Когда писатели-биографы обсуждают проблемы своего жанра, то нередко приходится слышать жалобы на «текучесть» человеческой личности, «текучесть», которая мешает составить устойчивую концепцию героя. Иными словами, литераторов огорчает, раздражает даже, что герои не адекватны сами себе, т. е. не всегда соответствуют тому образу, в котором их знает большинство современников. Это так и не так. С одной стороны, общеизвестно, что даже крупные личности на каждом шагу противоречат себе, отклоняются от принципов, которые декларируют, отвергают идеалы, к которым вроде бы стремятся. Но изменяют ли они при этом самим себе? Означает ли «текучесть» выход личности за какие-то характеристические пределы? Не будет ли естественнее предположить, что личность значительно более разнообразна и многосоставна, чем мы привыкли это себе представлять? Мы знаем Луку сурового и надменного, но ведь вместе с тем (это мы тоже знаем) он прост, нетребователен, скромен и великодушен. Нам ведом профессор, не склонный в обществе учеников проронить лишнее слово, но есть и Владыка Лука, готовый проповедовать даже с опасностью для своей свободы и жизни. Надо ли удивляться, если в памяти окружающих возникают столь несхожие между собой отпечатки его образа?

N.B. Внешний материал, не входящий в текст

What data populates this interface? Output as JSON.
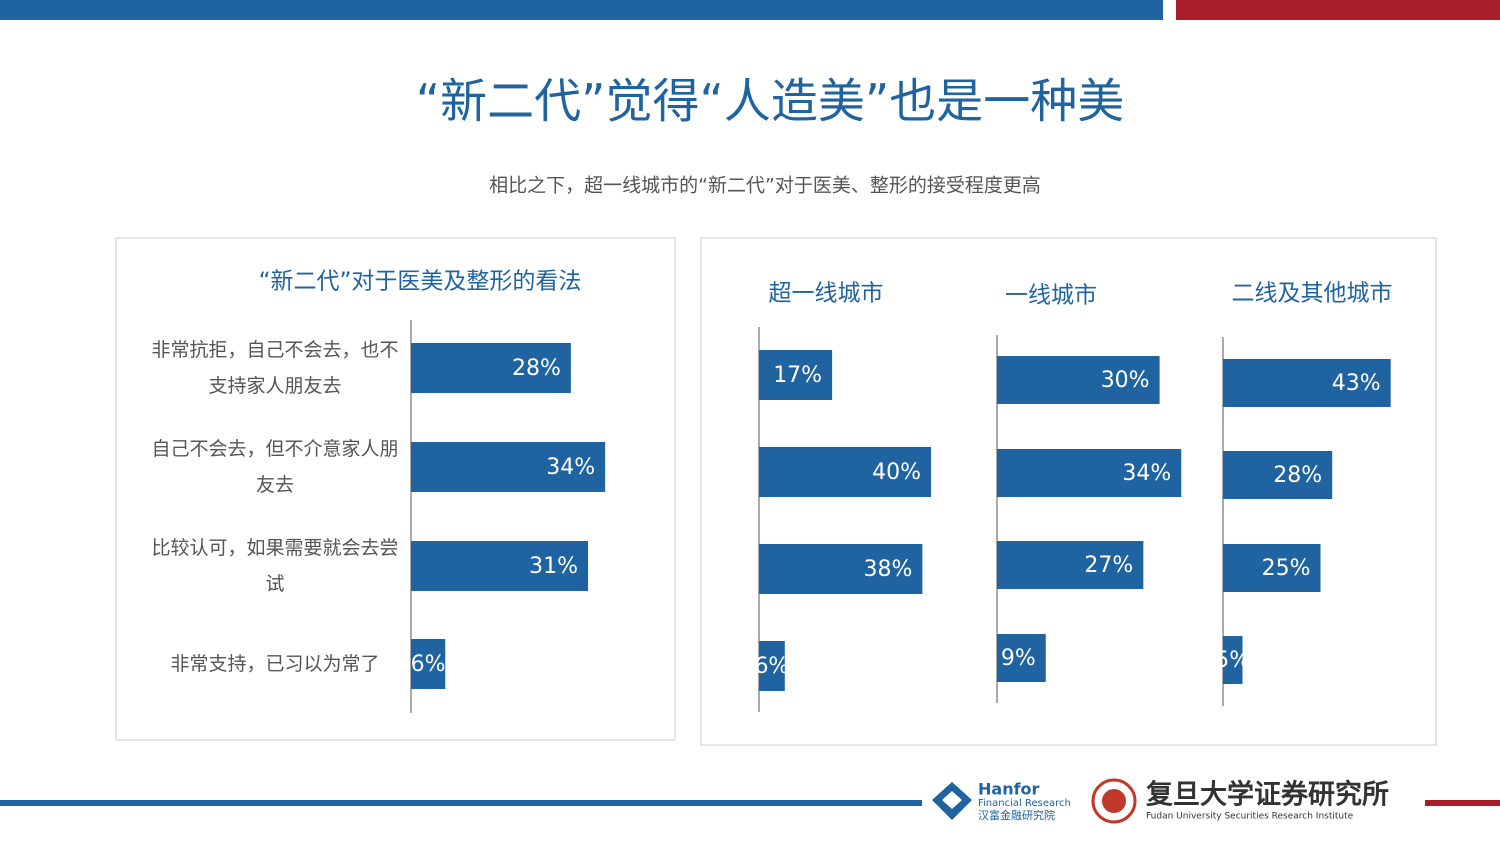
{
  "title": "“新二代”觉得“人造美”也是一种美",
  "subtitle": "相比之下，超一线城市的“新二代”对于医美、整形的接受程度更高",
  "footer": {
    "hanfor": "Hanfor",
    "hanfor_sub": "Financial Research",
    "hanfor_cn": "汉富金融研究院",
    "fudan_cn": "复旦大学证券研究所",
    "fudan_en": "Fudan University Securities Research Institute"
  },
  "chart_data": [
    {
      "type": "hbar",
      "title": "“新二代”对于医美及整形的看法",
      "color": "#1f63a0",
      "categories": [
        "非常抗拒，自己不会去，也不支持家人朋友去",
        "自己不会去，但不介意家人朋友去",
        "比较认可，如果需要就会去尝试",
        "非常支持，已习以为常了"
      ],
      "values": [
        28,
        34,
        31,
        6
      ],
      "value_labels": [
        "28%",
        "34%",
        "31%",
        "6%"
      ]
    },
    {
      "type": "hbar",
      "title": "超一线城市",
      "color": "#1f63a0",
      "categories": [
        null,
        null,
        null,
        null
      ],
      "values": [
        17,
        40,
        38,
        6
      ],
      "value_labels": [
        "17%",
        "40%",
        "38%",
        "6%"
      ]
    },
    {
      "type": "hbar",
      "title": "一线城市",
      "color": "#1f63a0",
      "categories": [
        null,
        null,
        null,
        null
      ],
      "values": [
        30,
        34,
        27,
        9
      ],
      "value_labels": [
        "30%",
        "34%",
        "27%",
        "9%"
      ]
    },
    {
      "type": "hbar",
      "title": "二线及其他城市",
      "color": "#1f63a0",
      "categories": [
        null,
        null,
        null,
        null
      ],
      "values": [
        43,
        28,
        25,
        5
      ],
      "value_labels": [
        "43%",
        "28%",
        "25%",
        "5%"
      ]
    }
  ]
}
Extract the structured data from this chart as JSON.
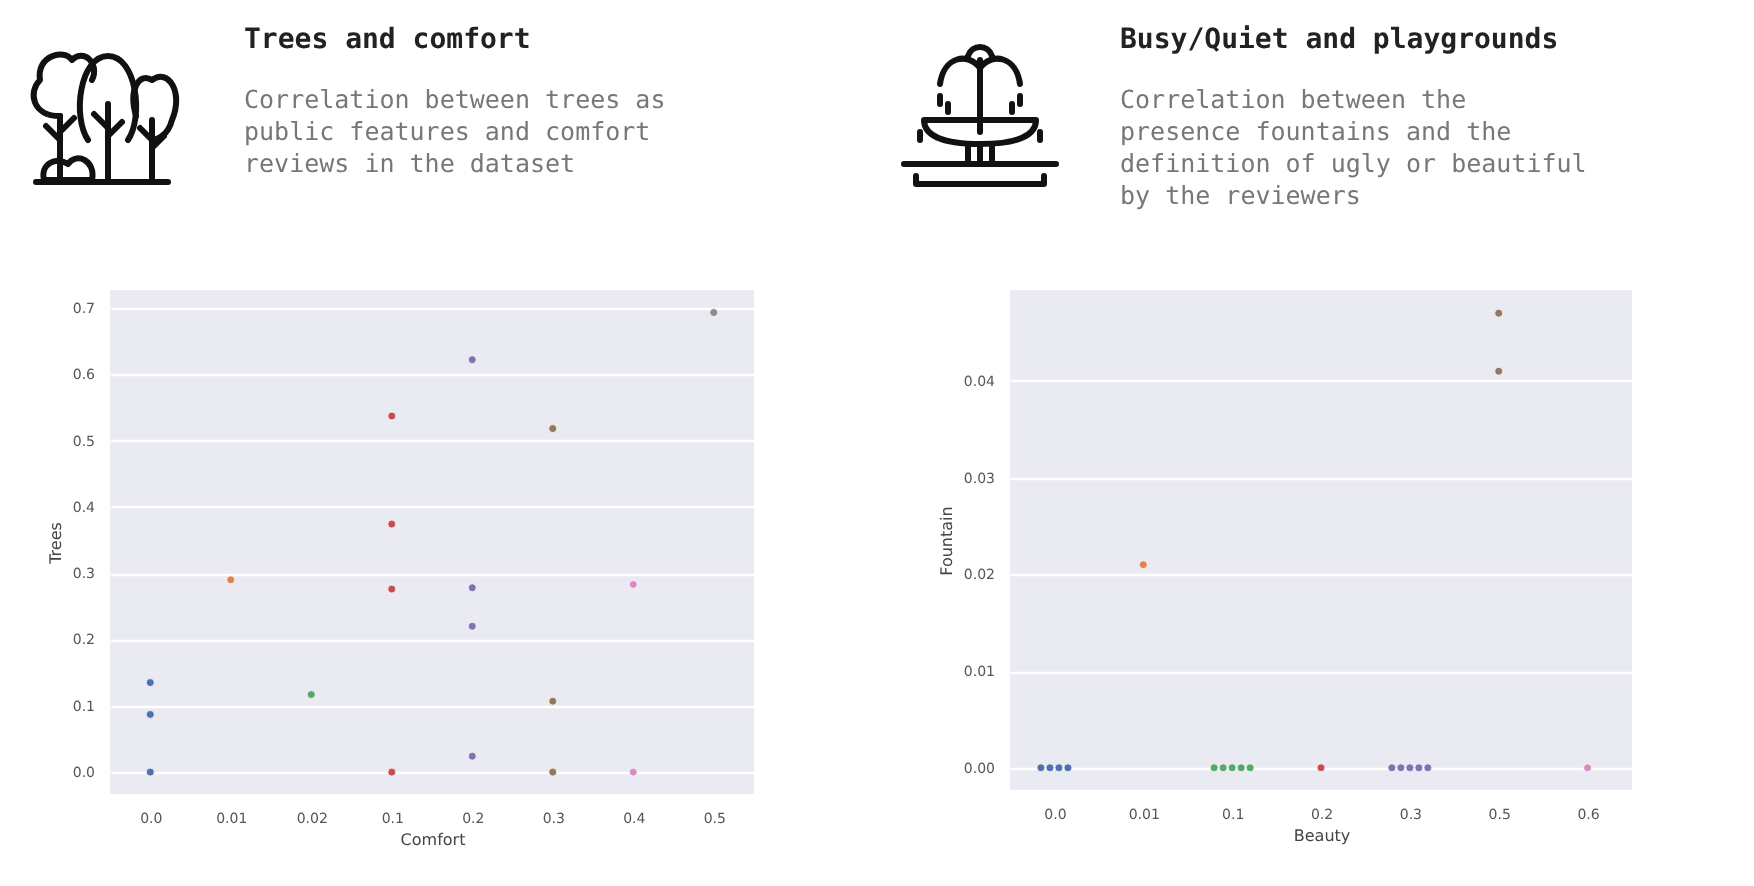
{
  "chart_data": [
    {
      "type": "scatter",
      "title": "Trees and comfort",
      "subtitle": "Correlation between trees as public features and comfort reviews in the dataset",
      "xlabel": "Comfort",
      "ylabel": "Trees",
      "categories": [
        "0.0",
        "0.01",
        "0.02",
        "0.1",
        "0.2",
        "0.3",
        "0.4",
        "0.5"
      ],
      "ylim": [
        -0.033,
        0.727
      ],
      "yticks": [
        {
          "value": 0,
          "label": "0.0"
        },
        0.1,
        0.2,
        0.3,
        0.4,
        0.5,
        0.6,
        0.7
      ],
      "grid": "y",
      "marker": "circle",
      "series": [
        {
          "color": "#4c72b0",
          "x": [
            "0.0",
            "0.0",
            "0.0"
          ],
          "values": [
            0.135,
            0.087,
            0.0
          ]
        },
        {
          "color": "#dd8452",
          "x": [
            "0.01"
          ],
          "values": [
            0.29
          ]
        },
        {
          "color": "#55a868",
          "x": [
            "0.02"
          ],
          "values": [
            0.117
          ]
        },
        {
          "color": "#c44e52",
          "x": [
            "0.1",
            "0.1",
            "0.1",
            "0.1"
          ],
          "values": [
            0.537,
            0.374,
            0.276,
            0.0
          ]
        },
        {
          "color": "#8172b3",
          "x": [
            "0.2",
            "0.2",
            "0.2",
            "0.2"
          ],
          "values": [
            0.622,
            0.278,
            0.22,
            0.024
          ]
        },
        {
          "color": "#937860",
          "x": [
            "0.3",
            "0.3",
            "0.3"
          ],
          "values": [
            0.518,
            0.107,
            0.0
          ]
        },
        {
          "color": "#da8bc3",
          "x": [
            "0.4",
            "0.4"
          ],
          "values": [
            0.283,
            0.0
          ]
        },
        {
          "color": "#8c8c8c",
          "x": [
            "0.5"
          ],
          "values": [
            0.693
          ]
        }
      ]
    },
    {
      "type": "scatter",
      "title": "Busy/Quiet and playgrounds",
      "subtitle": "Correlation between the presence fountains and the definition of ugly or beautiful by the reviewers",
      "xlabel": "Beauty",
      "ylabel": "Fountain",
      "categories": [
        "0.0",
        "0.01",
        "0.1",
        "0.2",
        "0.3",
        "0.5",
        "0.6"
      ],
      "ylim": [
        -0.0023,
        0.0494
      ],
      "yticks": [
        {
          "value": 0,
          "label": "0.00"
        },
        0.01,
        0.02,
        0.03,
        0.04
      ],
      "grid": "y",
      "marker": "circle",
      "series": [
        {
          "color": "#4c72b0",
          "x": [
            "0.0",
            "0.0",
            "0.0",
            "0.0"
          ],
          "values": [
            0,
            0,
            0,
            0
          ]
        },
        {
          "color": "#dd8452",
          "x": [
            "0.01"
          ],
          "values": [
            0.021
          ]
        },
        {
          "color": "#55a868",
          "x": [
            "0.1",
            "0.1",
            "0.1",
            "0.1",
            "0.1"
          ],
          "values": [
            0,
            0,
            0,
            0,
            0
          ]
        },
        {
          "color": "#c44e52",
          "x": [
            "0.2"
          ],
          "values": [
            0
          ]
        },
        {
          "color": "#8172b3",
          "x": [
            "0.3",
            "0.3",
            "0.3",
            "0.3",
            "0.3"
          ],
          "values": [
            0,
            0,
            0,
            0,
            0
          ]
        },
        {
          "color": "#937860",
          "x": [
            "0.5",
            "0.5"
          ],
          "values": [
            0.047,
            0.041
          ]
        },
        {
          "color": "#da8bc3",
          "x": [
            "0.6"
          ],
          "values": [
            0
          ]
        }
      ]
    }
  ]
}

Большинство людей, которых я просил рассказать о жизни Войно-Ясенецкого в Красноярске, все-таки высказывались о нем как о человеке «жесткой конструкции». Вспоминают какую-то верующую старуху, которой он без обиняков сказал, что болезнь ее неизлечима; говорили о военном враче, которому опять-таки, глядя прямо в глаза, Лука предрек, что хирурга из него не выйдет и учиться не стоит. И еще много другого в том же роде. Думаю, что так оно и было — и со старухой, и с малоспособным врачом. Но, коль скоро разговор зашел о «текучести» человеческих характеров, хочу я опубликовать одно письмо, которое прислала мне врач-окулист из города Николаева Галина Ивановна Шамина. Оказывается, в ту пору, когда ссыльный врач Войно-Ясенецкий поголадывал и ходил в обносках, и потом, когда принимал многочисленные подношения властей, писал письмо Сталину и получал телеграммы от наркома здравоохранения, была у него еще одна совсем иная и мало кому ведомая жизнь. О жизни этой и пишет доктор Шамина.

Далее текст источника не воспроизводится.